Captain Edward White Benson 1884-1938
Edward W Benson was born on the 10th October 1884 in Ballymoney, County Antrim, Ireland. He was the ninth of eleven children to Thomas Miller Benson (1851-1921) and Jane Gardner Orr (1853-1941) who married in Lurgan in 1871; Thomas M Benson was a senior clergyman in the Church of Ireland, serving as rector of Ballymoney, and eventually as Archdeacon of Connor. In the 1901 census, the Bensons are resident at the Rectory in Ballymoney, but by 1911, Benson had followed two of his brothers to Canada, where they both farmed.
At the outbreak of war, Benson returned from Canada and enlisted in the Royal Naval Air Service in December 1914: his occupation of ‘chauffeur’ indicates he was one of the Ulstermen recruited by the RNAS Armoured Car Division for their experience as drivers, many with the Unionist paramilitary Ulster Volunteer Force. His initial rank was as a Petty Officer Mechanic, and he qualified in March 1915 with service number F 2880, and his first ‘ship’ was the RNACD base establishment HMS President II.
He first served at Dunkirk in April 1915, which was the RNACD headquarters in Flanders
By the spring of 1916, he was a Chief Petty Officer II with the ‘Russian Armoured Car’ detachment, described by his CO Locker-Lampton, as an ‘admirable man’. From May to September 1916 he served with number 3 squadron, and distinguished himself in the unit’s fighting in Trans-Caucasia especially an engagement in August 1916 – where his 3 pounder gunnery destroyed Turkish magazine; it was probably this action for which he was awarded the Russian Military Cross.
Benson was the first enlisted man of the RNACD to be recommended for a commission, and from October to December 1916 he was in the UK training with the RNVR, being commissioned as Sub-Lieutenant in January 1917, and returning to Russia. The RNACD was now deployed on the new Romanian Front, with Sub-Lieutenant Benson in command of the Heavy Armoured car ‘Mountjoy’ covering a Russian retreat from Dobjura to Braila in an action at the end of January 1917. The RAC were deployed to Austrian Galicia in an increasingly unstable political atmosphere, as Russia began to be effected by revolution. In late July, Benson’s section of two 3-pounders were called to hold the line in trenches facing Brzezany after Russian troops withdrew. Benson again proved his artillery skills, knocking out a machine-gun positioned in a church belfry at a distance of 2000 yards.

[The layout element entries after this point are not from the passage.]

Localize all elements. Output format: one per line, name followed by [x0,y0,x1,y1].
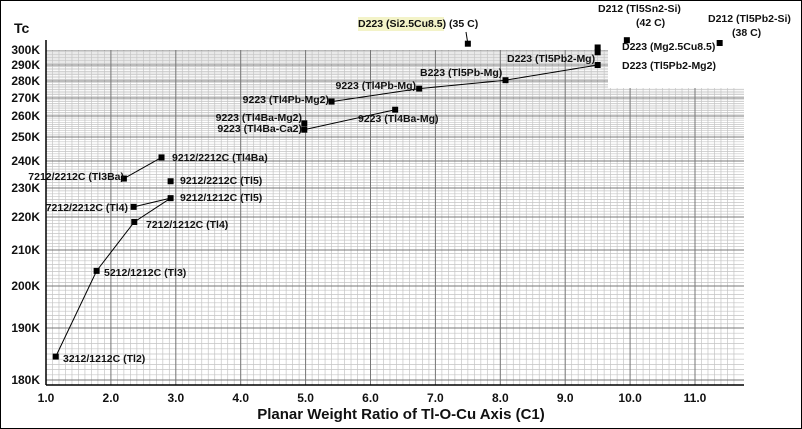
data-point [328,98,335,105]
data-point [716,40,723,46]
data-label: 9223 (Tl4Ba-Mg) [358,113,439,125]
data-point [120,175,127,182]
data-point [594,62,601,68]
y-tick-label: 210K [11,243,40,257]
data-point [594,44,601,51]
data-label: B223 (Tl5Pb-Mg) [420,67,502,79]
grid-mask-right [608,40,744,88]
label-highlight [358,17,444,31]
x-tick-label: 8.0 [492,391,509,405]
y-tick-label: 230K [11,181,40,195]
x-tick-label: 7.0 [427,391,444,405]
data-point [130,203,137,210]
y-tick-label: 200K [11,279,40,293]
connector-line [331,64,598,103]
data-point [392,106,399,113]
data-label: 9223 (Tl4Ba-Ca2) [217,123,302,135]
x-tick-label: 2.0 [103,391,120,405]
y-tick-label: 180K [11,373,40,387]
data-label: D212 (Tl5Pb2-Si) [708,13,791,25]
data-label: 9212/1212C (Tl5) [180,192,262,204]
data-label: 3212/1212C (Tl2) [63,353,145,365]
data-point [594,49,601,56]
data-point [623,37,630,44]
data-label: 5212/1212C (Tl3) [104,267,186,279]
y-axis-label: Tc [14,20,30,36]
data-point [167,178,174,185]
data-label: D212 (Tl5Sn2-Si) [598,3,681,15]
x-axis-label: Planar Weight Ratio of Tl-O-Cu Axis (C1) [257,406,545,423]
x-tick-label: 1.0 [38,391,55,405]
data-point [93,267,100,274]
x-tick-label: 10.0 [618,391,642,405]
data-label: 9223 (Tl4Ba-Mg2) [216,112,302,124]
x-tick-label: 3.0 [167,391,184,405]
data-point [131,218,138,225]
y-tick-label: 190K [11,321,40,335]
data-label: 9223 (Tl4Pb-Mg2) [243,94,329,106]
y-tick-label: 300K [11,43,40,57]
connector-line [304,109,396,131]
data-label: D223 (Mg2.5Cu8.5) [622,41,715,53]
x-tick-label: 6.0 [362,391,379,405]
data-point [502,77,509,84]
grid-mask-top [46,40,744,50]
data-point [52,353,59,360]
data-point [416,85,423,92]
y-tick-label: 250K [11,130,40,144]
data-point [158,154,165,161]
x-tick-label: 5.0 [297,391,314,405]
y-tick-label: 220K [11,210,40,224]
data-label: (38 C) [732,27,761,39]
data-label: D223 (Si2.5Cu8.5) (35 C) [358,18,478,30]
data-point [167,195,174,202]
data-label: 9212/2212C (Tl4Ba) [172,152,268,164]
y-tick-label: 270K [11,91,40,105]
data-point [464,40,471,47]
connector-line [123,156,162,179]
y-tick-label: 260K [11,109,40,123]
x-tick-label: 9.0 [557,391,574,405]
data-point [301,120,308,127]
data-label: 7212/1212C (Tl4) [146,219,228,231]
x-tick-label: 11.0 [684,391,707,405]
connector-line [55,197,171,357]
x-tick-label: 4.0 [232,391,249,405]
y-tick-label: 240K [11,154,40,168]
data-label: D223 (Tl5Pb2-Mg) [507,53,595,65]
y-tick-label: 290K [11,58,40,72]
data-label: 9223 (Tl4Pb-Mg) [335,80,416,92]
connector-line [133,197,171,208]
data-label: 7212/2212C (Tl4) [46,202,128,214]
data-label: 9212/2212C (Tl5) [180,175,262,187]
data-point [301,126,308,133]
data-label: 7212/2212C (Tl3Ba) [28,171,124,183]
y-tick-label: 280K [11,74,40,88]
data-label: D223 (Tl5Pb2-Mg2) [622,60,716,72]
data-label: (42 C) [636,17,665,29]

Political uncertainty led to the withdrawal of the RAC in August 1917; at beginning of 1918 reconstituted as a brigade of the Army’s Motor Machine Gun Corps: Benson’s service records show how he was promoted full Lieutenant in January 1918, then transferred to the Army MGC in the same month. The former RNACD now redeployed via Mesopotamia to Baku as part of ‘Dunsterforce’, charged with securing the oil-rich Caspian region from Soviet and Turkish occupation. Benson eventually reached the rank of Captain by the end of the war.
Post-war Benson returned to Canada and by the early 1920s was living at Qualicum Beach, Vancouver. He worked initially for the Government, then for a major timber company. He died in November 1938 in a drowning accident. He was 54.
References
Perrett, Bryan, and Anthony Lord. The Czar’s British Squadron. London: Kimber, 1981. Print.